Herbaceous, eastern North American perennial
Description: Lavender-pink, five-petaled flowers in spring; aromatic foliage turns burgundy in fall
Habit: Forms a spreading groundcover in the garden to 18 inches high and wide
Culture: Grow in humus-rich soil and a shady to sunny location; tolerates somewhat dry conditions
Hardiness: Cold hardy to USDA Zone 3
In his New England Rarities (1672), John Josselyn called the Wild Geranium "Raven's-Claw," and in 1814 Frederick Pursh noted the name "Alum-root, on account of the astringent taste of the roots." Its name derives from geranos, the Greek word for crane, alluding to the long beak of the seed. While in France in 1786, Thomas Jefferson requested plants of this species from the nursery of Quaker botanist John Bartram, Jr. to share with his many Parisian friends. Wild Geranium grows abundantly in the forests of Monticello today and is not attractive to deer.

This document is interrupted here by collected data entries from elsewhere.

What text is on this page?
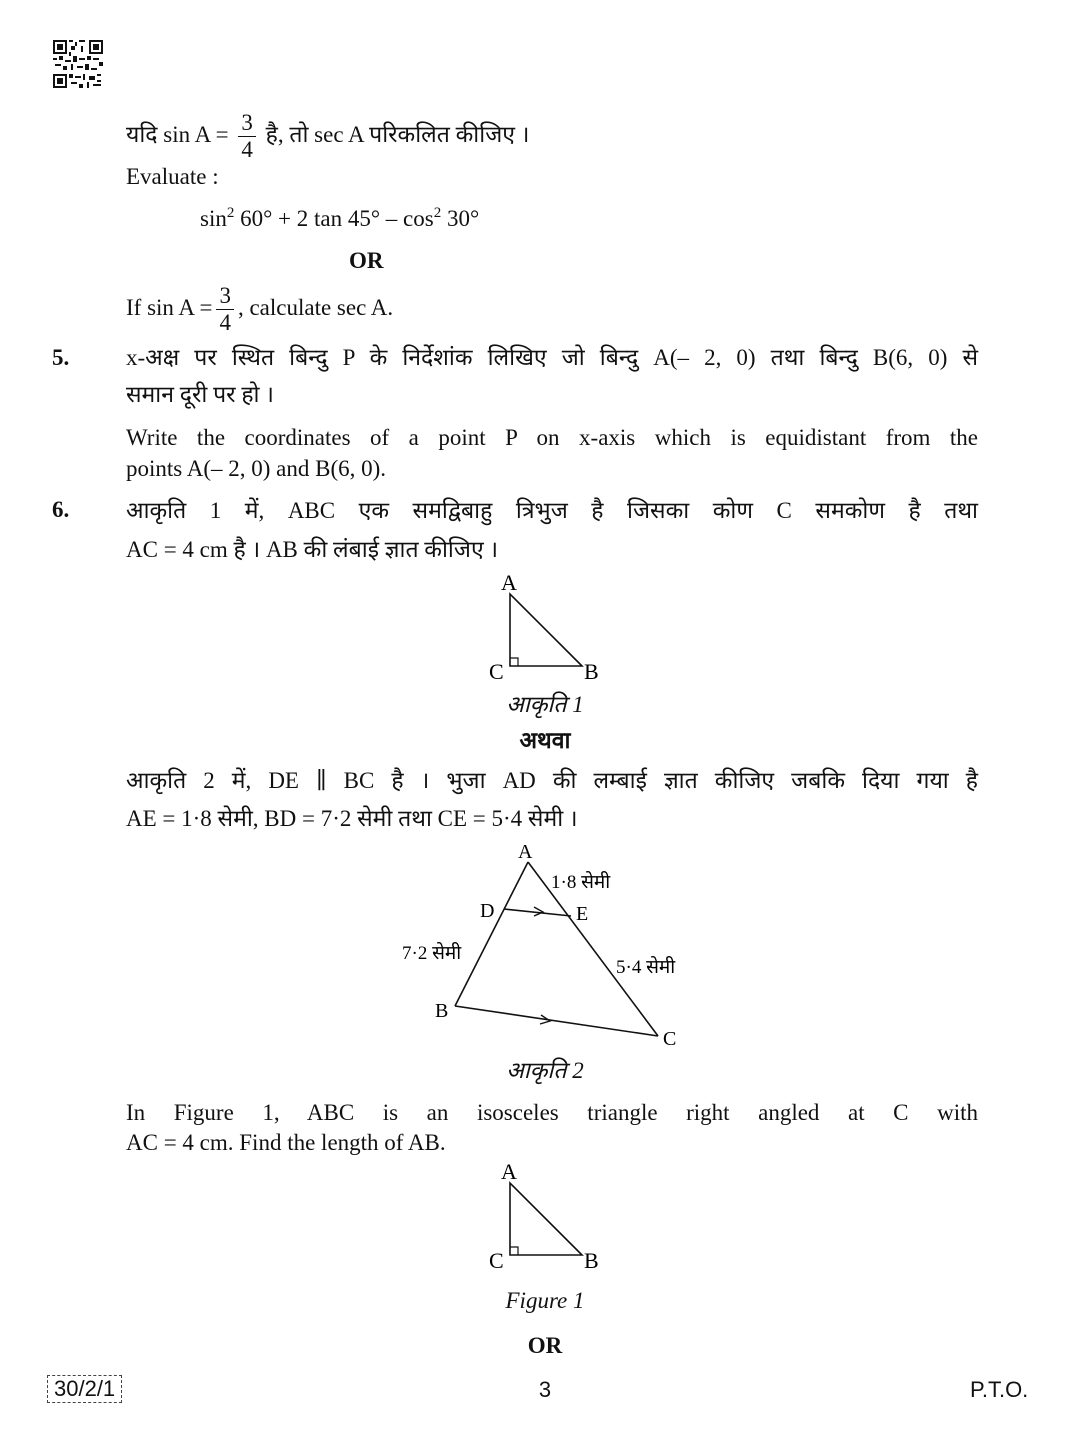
यदि $\sin A = \frac{3}{4}$ है, तो sec A परिकलित कीजिए ।
Evaluate :
$\sin^2 60^\circ + 2$ $\tan 45^\circ - \cos^2 30^\circ$
OR
If $\sin A = \frac{3}{4}$ , calculate sec A.
5. x-अक्ष पर स्थित बिन्दु P के निर्देशांक लिखिए जो बिन्दु A(– 2, 0) तथा बिन्दु B(6, 0) से
समान दूरी पर हो ।
Write the coordinates of a point P on x-axis which is equidistant from the
points A(– 2, 0) and B(6, 0).
6. आकृति 1 में, ABC एक समद्विबाहु त्रिभुज है जिसका कोण C समकोण है तथा
AC = 4 cm है । AB की लंबाई ज्ञात कीजिए ।
A
C	B
आकृति 1
अथवा
आकृति 2 में, DE ∥ BC है । भुजा AD की लम्बाई ज्ञात कीजिए जबकि दिया गया है
AE = 1·8 सेमी, BD = 7·2 सेमी तथा CE = 5·4 सेमी ।
A
D	E
B
C
1·8 सेमी
7·2 सेमी
5·4 सेमी
आकृति 2
In Figure 1, ABC is an isosceles triangle right angled at C with
AC = 4 cm. Find the length of AB.
A
C	B
Figure 1
OR
30/2/1	3	P.T.O.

This plant will ship bare root. Grade: #1.
Bare root planting tips:
~ If you can't plant immediately, store your plant in a cool location and keep the roots moist or pot in a container with a nursery potting mix from your local garden center.
~ Before planting, let the roots soak for several hours as you prepare the site. You'll want to dig a large enough hole so the root mass can spread out and the plant is at the same soil level as when it was growing in the nursery.
~ Once planted, water it in well and wait a month before fertilizing. Mulching will help to maintain moisture and raise soil temperatures for faster growth.